Floodplain Manager June 2020

Editorial

Our lead articles this month relate to flood resilient infrastructure.  It is good to see that the Federal and Queensland Governments are investing in rebuilding infrastructure which was damaged in the 2019 floods with infrastructure that is more resilient.  What is strange is that it appears that economic stimulus in response to the COVID pandemic is the motivation for spending more than the disaster recovery funding rules would otherwise allow.

At the same time, rural communities in Queensland are opposing the Inland Rail from Brisbane to Melbourne crossing floodplains for fear that it will exacerbate flooding.  This is a genuine concern that must be properly investigated but so must the impact of the flooding on the rail infrastructure and disruptions to operations.  I would hope that in both instances the designers are looking at the implications of flooding for the full range of flood events and not just using a selected design flood event such as the 1% AEP to assess impacts.  High value critical infrastructure is not only costly to repair but has significant indirect costs when it is out of service and those values need to be properly evaluated in the design process.

On the subject of indirect flood impacts, we report this month on research in the UK which has quantified the mental health costs of flooding and this demonstrates that these indirect impacts of floods can be significant and should be included in the evaluation of flood mitigation options.

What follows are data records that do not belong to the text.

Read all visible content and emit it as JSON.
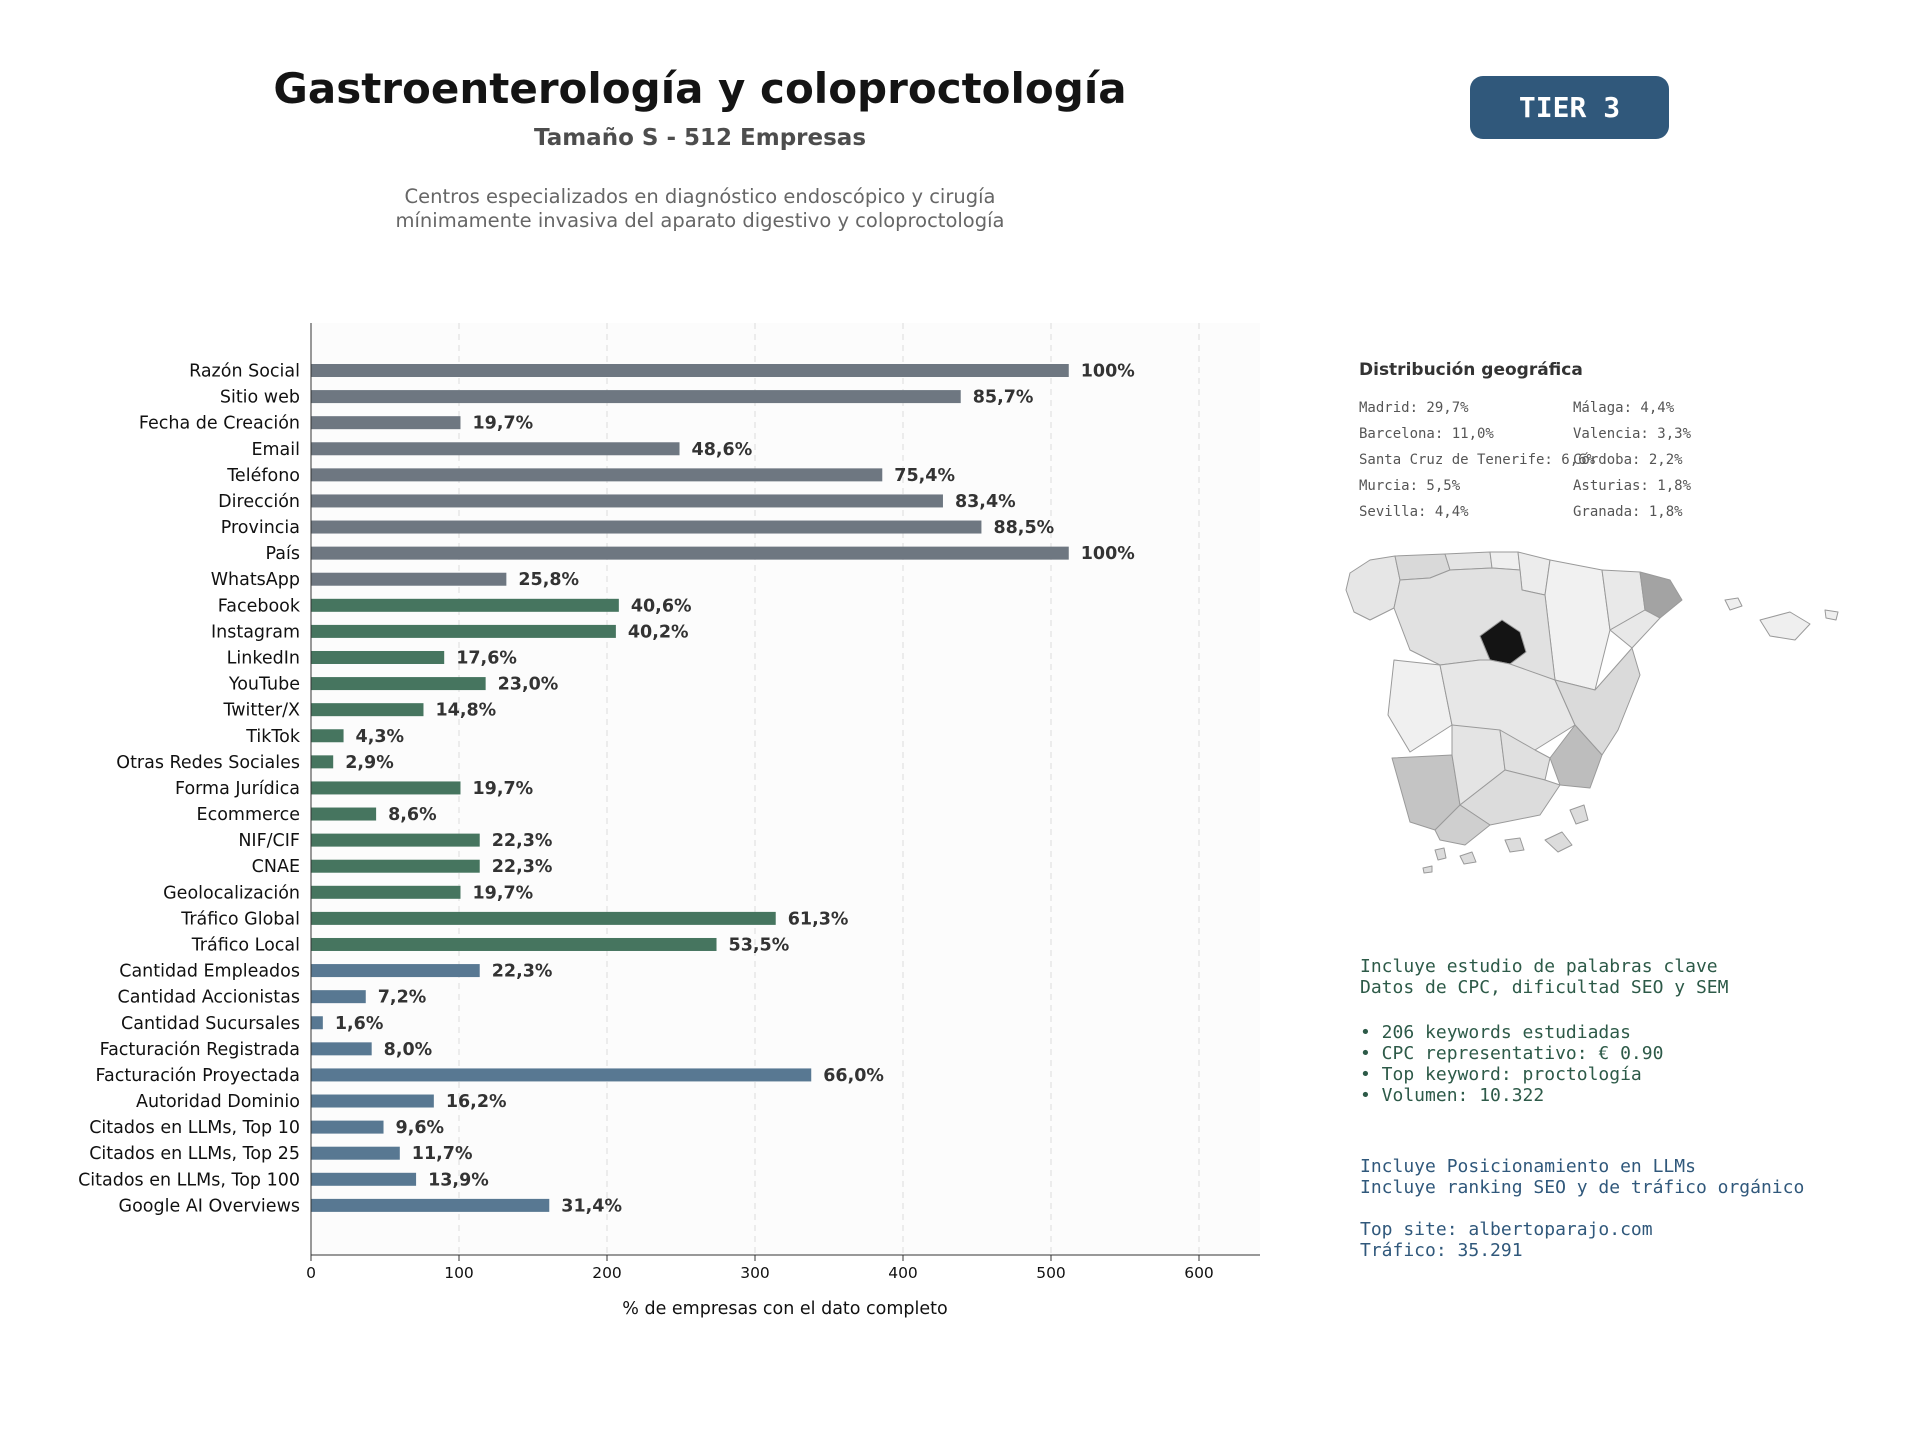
{
  "header": {
    "title": "Gastroenterología y coloproctología",
    "subtitle": "Tamaño S - 512 Empresas",
    "description": [
      "Centros especializados en diagnóstico endoscópico y cirugía",
      "mínimamente invasiva del aparato digestivo y coloproctología"
    ],
    "tier_badge": "TIER 3"
  },
  "colors": {
    "gray": "#6e7781",
    "green": "#46755f",
    "blue": "#587892",
    "badge": "#30587b"
  },
  "chart_data": {
    "type": "bar",
    "orientation": "horizontal",
    "xlabel": "% de empresas con el dato completo",
    "xlim": [
      0,
      640
    ],
    "xticks": [
      0,
      100,
      200,
      300,
      400,
      500,
      600
    ],
    "grid": "vertical dashed",
    "categories": [
      "Razón Social",
      "Sitio web",
      "Fecha de Creación",
      "Email",
      "Teléfono",
      "Dirección",
      "Provincia",
      "País",
      "WhatsApp",
      "Facebook",
      "Instagram",
      "LinkedIn",
      "YouTube",
      "Twitter/X",
      "TikTok",
      "Otras Redes Sociales",
      "Forma Jurídica",
      "Ecommerce",
      "NIF/CIF",
      "CNAE",
      "Geolocalización",
      "Tráfico Global",
      "Tráfico Local",
      "Cantidad Empleados",
      "Cantidad Accionistas",
      "Cantidad Sucursales",
      "Facturación Registrada",
      "Facturación Proyectada",
      "Autoridad Dominio",
      "Citados en LLMs, Top 10",
      "Citados en LLMs, Top 25",
      "Citados en LLMs, Top 100",
      "Google AI Overviews"
    ],
    "values": [
      512,
      439,
      101,
      249,
      386,
      427,
      453,
      512,
      132,
      208,
      206,
      90,
      118,
      76,
      22,
      15,
      101,
      44,
      114,
      114,
      101,
      314,
      274,
      114,
      37,
      8,
      41,
      338,
      83,
      49,
      60,
      71,
      161
    ],
    "labels": [
      "100%",
      "85,7%",
      "19,7%",
      "48,6%",
      "75,4%",
      "83,4%",
      "88,5%",
      "100%",
      "25,8%",
      "40,6%",
      "40,2%",
      "17,6%",
      "23,0%",
      "14,8%",
      "4,3%",
      "2,9%",
      "19,7%",
      "8,6%",
      "22,3%",
      "22,3%",
      "19,7%",
      "61,3%",
      "53,5%",
      "22,3%",
      "7,2%",
      "1,6%",
      "8,0%",
      "66,0%",
      "16,2%",
      "9,6%",
      "11,7%",
      "13,9%",
      "31,4%"
    ],
    "groups": [
      "gray",
      "gray",
      "gray",
      "gray",
      "gray",
      "gray",
      "gray",
      "gray",
      "gray",
      "green",
      "green",
      "green",
      "green",
      "green",
      "green",
      "green",
      "green",
      "green",
      "green",
      "green",
      "green",
      "green",
      "green",
      "blue",
      "blue",
      "blue",
      "blue",
      "blue",
      "blue",
      "blue",
      "blue",
      "blue",
      "blue"
    ]
  },
  "geo": {
    "title": "Distribución geográfica",
    "items": [
      "Madrid: 29,7%",
      "Barcelona: 11,0%",
      "Santa Cruz de Tenerife: 6,6%",
      "Murcia: 5,5%",
      "Sevilla: 4,4%",
      "Málaga: 4,4%",
      "Valencia: 3,3%",
      "Córdoba: 2,2%",
      "Asturias: 1,8%",
      "Granada: 1,8%"
    ]
  },
  "keywords": {
    "line1": "Incluye estudio de palabras clave",
    "line2": "Datos de CPC, dificultad SEO y SEM",
    "bullet1": "• 206 keywords estudiadas",
    "bullet2": "• CPC representativo: € 0.90",
    "bullet3": "• Top keyword: proctología",
    "bullet4": "• Volumen: 10.322"
  },
  "llm": {
    "line1": "Incluye Posicionamiento en LLMs",
    "line2": "Incluye ranking SEO y de tráfico orgánico",
    "line3": "Top site: albertoparajo.com",
    "line4": "Tráfico: 35.291"
  }
}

We also report on the UK flood inquiry which is underway and the submission from the reinsurer Flood RE.  The issues it raises are very similar to those we report being raised by Australian insurers to the current Royal Commission into National Natural Disaster Arrangements: the need for better urban planning, more investment in mitigation, and more resilient buildings.  Even with these investments, the insurers are saying that some locations may be uninsurable.

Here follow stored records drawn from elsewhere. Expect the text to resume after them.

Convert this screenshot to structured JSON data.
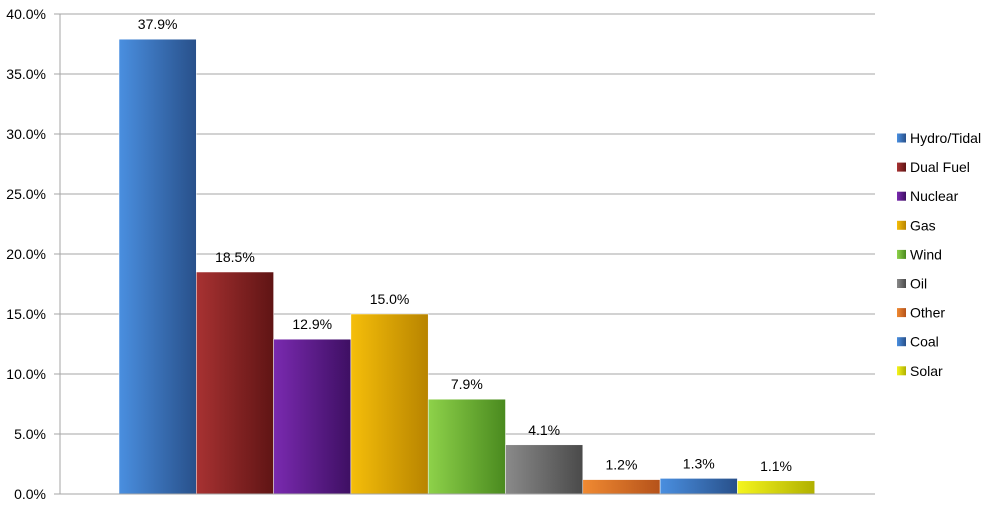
{
  "chart_data": {
    "type": "bar",
    "title": "",
    "xlabel": "",
    "ylabel": "",
    "ylim": [
      0,
      40
    ],
    "yticks": [
      "0.0%",
      "5.0%",
      "10.0%",
      "15.0%",
      "20.0%",
      "25.0%",
      "30.0%",
      "35.0%",
      "40.0%"
    ],
    "ytick_values": [
      0,
      5,
      10,
      15,
      20,
      25,
      30,
      35,
      40
    ],
    "grid": true,
    "legend_position": "right",
    "categories": [
      "Hydro/Tidal",
      "Dual Fuel",
      "Nuclear",
      "Gas",
      "Wind",
      "Oil",
      "Other",
      "Coal",
      "Solar"
    ],
    "values": [
      37.9,
      18.5,
      12.9,
      15.0,
      7.9,
      4.1,
      1.2,
      1.3,
      1.1
    ],
    "data_labels": [
      "37.9%",
      "18.5%",
      "12.9%",
      "15.0%",
      "7.9%",
      "4.1%",
      "1.2%",
      "1.3%",
      "1.1%"
    ],
    "colors": [
      {
        "light": "#4a8fe0",
        "dark": "#28508a"
      },
      {
        "light": "#a83232",
        "dark": "#5f1414"
      },
      {
        "light": "#7a2ab0",
        "dark": "#3e0f63"
      },
      {
        "light": "#f5be0a",
        "dark": "#b88400"
      },
      {
        "light": "#8ed24a",
        "dark": "#4a8a1f"
      },
      {
        "light": "#8a8a8a",
        "dark": "#4a4a4a"
      },
      {
        "light": "#f08a32",
        "dark": "#b5521a"
      },
      {
        "light": "#4a8fe0",
        "dark": "#28508a"
      },
      {
        "light": "#f5f51e",
        "dark": "#b0b000"
      }
    ]
  }
}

This suggests to me, and is confirmed by work we have done in some high risk floodplains, that there are locations where the consequences of flooding beyond the 1% AEP event are so great that a different standard needs to be applied to urban planning and building design in those places.  The challenge for floodplain management professionals is convincing governments and the development industry that the additional costs involved are a worthwhile investment in protecting the future owners of those buildings from the physical losses and mental health issues that they will not be able to afford.